As published by The Puget Sound Business Journal, rents have grown by 35% since 2011 and condo values have lagged but are now on the rebound. At the same time lending guidelines have loosened up with higher leverage financing options so buyers can put less money down.
“This is pivotal because the market is appreciating faster than most consumers can save,” adds Bennett. “So the notion of renting and building up a larger down payment to buy a home in a couple of years may not make sense. Not only do I feel there will be more buyers competing on fewer homes but I fear interest rates may also be higher. You can lock in today’s purchase price and today’s mortgage rates and as you save ahead you can always pay down your mortgage quicker.”
RSIR recently noted that Seattle area home prices are setting new records and at 2.5% growth, month over month appreciation eclipsed San Francisco for the first time.
“We are in a very special market and savvy consumers should take advantage of these unique conditions while they can,” said Dean Jones, President and CEO of Realogics Sotheby’s International Realty. “This opportunity comes at a time when consumer confidence is high and the markets point to home value appreciation ahead.
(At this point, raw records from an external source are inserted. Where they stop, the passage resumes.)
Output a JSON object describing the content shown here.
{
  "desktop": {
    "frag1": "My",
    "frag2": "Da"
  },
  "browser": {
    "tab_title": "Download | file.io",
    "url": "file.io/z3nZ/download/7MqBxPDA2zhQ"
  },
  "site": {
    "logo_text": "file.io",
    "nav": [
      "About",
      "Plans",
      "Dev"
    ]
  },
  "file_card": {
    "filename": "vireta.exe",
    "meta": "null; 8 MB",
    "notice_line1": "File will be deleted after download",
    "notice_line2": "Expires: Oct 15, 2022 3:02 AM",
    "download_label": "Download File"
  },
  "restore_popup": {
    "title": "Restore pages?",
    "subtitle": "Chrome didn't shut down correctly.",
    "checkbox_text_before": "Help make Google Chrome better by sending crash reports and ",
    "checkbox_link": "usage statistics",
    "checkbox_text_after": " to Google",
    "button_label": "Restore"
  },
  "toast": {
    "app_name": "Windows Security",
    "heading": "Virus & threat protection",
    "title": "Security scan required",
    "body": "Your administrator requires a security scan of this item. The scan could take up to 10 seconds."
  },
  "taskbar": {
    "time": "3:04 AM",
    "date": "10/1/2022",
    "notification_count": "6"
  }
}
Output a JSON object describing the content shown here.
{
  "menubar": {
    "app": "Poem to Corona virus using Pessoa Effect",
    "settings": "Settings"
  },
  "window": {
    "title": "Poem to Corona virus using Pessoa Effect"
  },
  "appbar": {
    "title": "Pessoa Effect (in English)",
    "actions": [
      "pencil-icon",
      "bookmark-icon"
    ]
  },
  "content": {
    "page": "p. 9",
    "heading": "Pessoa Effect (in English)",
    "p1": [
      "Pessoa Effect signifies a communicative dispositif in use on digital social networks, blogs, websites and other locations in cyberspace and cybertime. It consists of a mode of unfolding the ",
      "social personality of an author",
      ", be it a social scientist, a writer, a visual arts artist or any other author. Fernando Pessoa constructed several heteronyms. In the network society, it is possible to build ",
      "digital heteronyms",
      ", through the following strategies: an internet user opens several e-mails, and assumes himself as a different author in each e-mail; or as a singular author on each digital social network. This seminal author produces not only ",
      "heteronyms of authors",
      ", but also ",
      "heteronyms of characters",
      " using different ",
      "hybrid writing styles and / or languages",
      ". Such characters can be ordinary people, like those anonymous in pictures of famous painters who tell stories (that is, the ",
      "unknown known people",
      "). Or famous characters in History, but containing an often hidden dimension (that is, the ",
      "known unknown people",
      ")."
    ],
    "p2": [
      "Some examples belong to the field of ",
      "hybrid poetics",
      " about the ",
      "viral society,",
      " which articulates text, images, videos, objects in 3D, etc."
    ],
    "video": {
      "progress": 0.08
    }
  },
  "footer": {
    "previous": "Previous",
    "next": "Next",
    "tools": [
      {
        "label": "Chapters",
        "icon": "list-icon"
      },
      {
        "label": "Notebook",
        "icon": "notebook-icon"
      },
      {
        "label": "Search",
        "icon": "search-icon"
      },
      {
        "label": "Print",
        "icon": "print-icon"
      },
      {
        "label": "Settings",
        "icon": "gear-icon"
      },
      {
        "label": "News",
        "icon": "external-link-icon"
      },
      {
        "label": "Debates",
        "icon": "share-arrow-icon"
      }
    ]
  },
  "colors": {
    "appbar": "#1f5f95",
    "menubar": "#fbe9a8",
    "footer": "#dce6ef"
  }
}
There are many qualified buyers that are renting and while it’s always easier to stay put and sign another lease, deferring a purchase by even a year could mean the loss of tens of thousands of dollars when factoring income taxes and potential capital gains.”
The following spreadsheet illustrates the comparison of an actual new development that is exploring whether to build condominiums or apartments.
The actual interest rate ranges from 3.99% to 4.375% and the monthly PITI (principle, interest, taxes and insurance) would vary somewhat depending on borrower’s credit score. Nonetheless, from a consumer perspective it was noted that the total annual cost of ownership (not including down payment) ranged from 0.2% to 2.3% more to own these homes (expressed as a percentage of purchase price) versus renting them before calculating income tax deductions on the owner’s tax return. Not only would that make this home less expensive to own but it sets up the owner for capital appreciation, which has been trending much higher than the added costs of ownership. Every borrower’s situation is unique and consumers are encouraged to contact a Caliber Home Loans mortgage banker to explore their purchasing power. Trevor Bennett can be reached at 206.940.2558 or via email.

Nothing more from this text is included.